I left Detroit in 2005 to attend Indiana University. For a long time, I kept this other turn-of-the-century pic from Detroit on my desk at home as a reminder (this all makes sense if you read 'Islands of Detroit'--please, please, do so):

A shot of where my first office building from IU was originally located (2005-2006), before it was demolished. An added bonus? I took this picture the morning before my PhD Oral exams (early 2008):

My First SCMS Conference in Vancouver, BC (early 2006). Me, Sarah and Jenna at the train station. Such fond memories:

The building in IU that we moved into at the start of my third year (2007):

The view from my hotel room at SCMS - Philly, 2008:

A few months later, I finished my coursework, wrote and defended my exams, and packed up and left Bloomington for Chicago (May 2008):

A spontaneous reminder in late 2008 at a coffee kiosk at Harper College, Illinois, that I needed to get back to my dissertation:

I did a lot of research in the microfilm room at Northwestern University (2009-2010)--a lot initially for my dissertation, but I also did a lot later for my research assistant position. So much time locked in this room:

Spring 2009: a long day of revisions, this time on my Cinema Journal article (also a version of chapter 7 in the dissertation):

Halloween Weekend, 2009--my hiding away in the awesome Holidome in Columbus, Indiana, forty minutes east of Bloomington, as I frantically proofread all 300+ pages of the final defense copy of my dissertation, before handing copies to my committee on the following Monday:

The Mitchell Domes in Milwaukee, WI--A childhood nostalgic detour (as a native of WI). I went there twice in recent years, once in Nov. 2008 after I finished the first draft of my dissertation; once in Nov. 2009 after I finished my defense copy:

My full committee, moments after a successful defense (December 2009):

SCMS, March 2010: Wandering the LA Bonaventure just before my 8am presentation:

Graduation Day, May 2010--the view from the floor:

Premature Enlightenment?:

A dissertation, August 2010:

Monday, August 2, 2010

Dissertation Now Available

The dissertation version of one of my current projects, A Frown Upside Down / The Affective, Cultural and Convergence Histories of Disney's Song of the South (2010), is finally available through ProQuest Dissertations. This is more or less the version that I completed and defended last December (I have since made more revisions).

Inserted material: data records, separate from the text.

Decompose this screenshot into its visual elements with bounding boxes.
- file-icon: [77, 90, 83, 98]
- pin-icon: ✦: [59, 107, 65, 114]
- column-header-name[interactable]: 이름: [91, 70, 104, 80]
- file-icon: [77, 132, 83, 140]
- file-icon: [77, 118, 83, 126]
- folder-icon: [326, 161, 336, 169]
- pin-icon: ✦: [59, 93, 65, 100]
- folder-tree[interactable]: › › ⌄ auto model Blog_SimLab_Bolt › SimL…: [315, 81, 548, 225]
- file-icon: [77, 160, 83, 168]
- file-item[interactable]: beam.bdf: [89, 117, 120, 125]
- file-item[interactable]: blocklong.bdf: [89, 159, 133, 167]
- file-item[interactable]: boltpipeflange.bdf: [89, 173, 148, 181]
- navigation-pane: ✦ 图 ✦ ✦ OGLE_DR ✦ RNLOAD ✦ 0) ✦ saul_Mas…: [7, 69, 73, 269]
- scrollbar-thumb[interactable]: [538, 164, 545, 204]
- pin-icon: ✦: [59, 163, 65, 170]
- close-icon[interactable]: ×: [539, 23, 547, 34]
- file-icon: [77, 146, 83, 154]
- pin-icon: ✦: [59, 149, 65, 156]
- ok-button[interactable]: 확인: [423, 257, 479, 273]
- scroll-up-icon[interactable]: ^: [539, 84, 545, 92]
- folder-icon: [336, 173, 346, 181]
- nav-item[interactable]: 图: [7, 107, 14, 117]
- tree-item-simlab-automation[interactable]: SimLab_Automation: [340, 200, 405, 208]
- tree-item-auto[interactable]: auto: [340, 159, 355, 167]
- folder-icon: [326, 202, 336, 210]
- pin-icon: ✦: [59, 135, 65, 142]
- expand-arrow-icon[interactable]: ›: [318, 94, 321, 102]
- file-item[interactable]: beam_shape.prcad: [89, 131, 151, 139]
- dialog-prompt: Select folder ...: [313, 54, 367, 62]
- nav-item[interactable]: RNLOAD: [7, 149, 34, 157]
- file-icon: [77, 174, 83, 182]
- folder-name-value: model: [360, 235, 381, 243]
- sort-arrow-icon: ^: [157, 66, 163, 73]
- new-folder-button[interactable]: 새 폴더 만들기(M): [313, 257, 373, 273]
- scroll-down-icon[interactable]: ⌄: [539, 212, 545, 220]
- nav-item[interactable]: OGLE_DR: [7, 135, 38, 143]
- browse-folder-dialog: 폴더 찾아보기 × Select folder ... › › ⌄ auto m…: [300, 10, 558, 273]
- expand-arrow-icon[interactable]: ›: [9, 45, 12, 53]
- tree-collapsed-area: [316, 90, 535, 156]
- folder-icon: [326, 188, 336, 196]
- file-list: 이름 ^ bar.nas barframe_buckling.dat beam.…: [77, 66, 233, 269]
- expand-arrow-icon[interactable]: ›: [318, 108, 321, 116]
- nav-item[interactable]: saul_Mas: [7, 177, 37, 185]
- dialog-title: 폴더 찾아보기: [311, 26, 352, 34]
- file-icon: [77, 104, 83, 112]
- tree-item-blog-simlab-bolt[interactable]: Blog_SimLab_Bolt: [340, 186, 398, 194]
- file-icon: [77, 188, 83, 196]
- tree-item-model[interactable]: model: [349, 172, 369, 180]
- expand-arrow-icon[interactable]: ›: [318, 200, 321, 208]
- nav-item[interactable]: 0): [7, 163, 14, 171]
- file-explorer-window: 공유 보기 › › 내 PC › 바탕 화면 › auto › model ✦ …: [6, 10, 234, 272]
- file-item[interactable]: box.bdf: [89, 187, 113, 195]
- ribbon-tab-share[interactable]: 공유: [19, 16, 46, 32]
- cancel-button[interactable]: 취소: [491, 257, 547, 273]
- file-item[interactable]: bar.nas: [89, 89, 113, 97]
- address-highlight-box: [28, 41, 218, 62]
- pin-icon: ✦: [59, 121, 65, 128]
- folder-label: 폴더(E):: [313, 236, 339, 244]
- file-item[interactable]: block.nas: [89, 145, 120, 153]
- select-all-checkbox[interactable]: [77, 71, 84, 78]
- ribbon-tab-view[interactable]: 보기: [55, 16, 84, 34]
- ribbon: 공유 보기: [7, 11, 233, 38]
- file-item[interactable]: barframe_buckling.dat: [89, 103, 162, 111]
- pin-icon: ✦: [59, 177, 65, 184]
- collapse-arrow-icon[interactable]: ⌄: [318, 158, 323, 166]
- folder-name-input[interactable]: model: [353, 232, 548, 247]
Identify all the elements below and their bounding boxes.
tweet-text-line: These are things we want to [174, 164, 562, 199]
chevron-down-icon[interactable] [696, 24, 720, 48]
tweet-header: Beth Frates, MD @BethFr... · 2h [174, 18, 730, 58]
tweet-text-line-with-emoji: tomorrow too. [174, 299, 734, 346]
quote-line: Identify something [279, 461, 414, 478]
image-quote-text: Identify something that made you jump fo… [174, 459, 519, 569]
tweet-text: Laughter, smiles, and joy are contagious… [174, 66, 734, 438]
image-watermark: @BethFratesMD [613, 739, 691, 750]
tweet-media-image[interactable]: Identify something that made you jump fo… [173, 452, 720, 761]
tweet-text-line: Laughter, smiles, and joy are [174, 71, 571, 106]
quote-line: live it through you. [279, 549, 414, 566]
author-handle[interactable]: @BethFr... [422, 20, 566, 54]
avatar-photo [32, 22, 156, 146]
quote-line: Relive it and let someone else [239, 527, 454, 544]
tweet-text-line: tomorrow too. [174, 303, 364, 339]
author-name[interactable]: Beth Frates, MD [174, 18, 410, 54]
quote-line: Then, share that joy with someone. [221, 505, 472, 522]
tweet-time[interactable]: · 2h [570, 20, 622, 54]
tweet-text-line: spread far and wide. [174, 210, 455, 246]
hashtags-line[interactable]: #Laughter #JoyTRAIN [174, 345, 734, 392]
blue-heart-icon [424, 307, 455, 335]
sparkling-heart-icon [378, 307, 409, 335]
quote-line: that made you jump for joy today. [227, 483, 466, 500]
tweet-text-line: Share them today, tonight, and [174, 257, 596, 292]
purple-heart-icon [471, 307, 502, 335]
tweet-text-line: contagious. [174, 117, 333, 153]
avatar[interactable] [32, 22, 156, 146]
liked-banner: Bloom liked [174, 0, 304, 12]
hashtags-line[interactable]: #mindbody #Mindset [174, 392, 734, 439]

A link to the abstract and preview can be found here--if you have access to a university library, I believe you can retrieve the full text of the dissertation by logging in to the library's database, going to ProQuest and searching for it through there (there is no direct permanent link that I know of, sorry).

I will only say for now that I don't like the abstract in retrospect--its too narrowly focused on what at the time I thought was the project's biggest scholarly contribution. But looking at it now, I feel it misses the scope of many other historical and cultural issues I'm trying to examine.

Having conceived the idea back in 2002, then researched it for another five years, and then actively worked at it for over three years, I am very proud of this work--its easily the best thing I've ever written, and I think many different audiences in time will find much of value (and provocation) in its pages. When the project is brought to its final resolution, I will take more time to reflect on the process of writing and revising it, and on what I feel its ultimate contributions may be.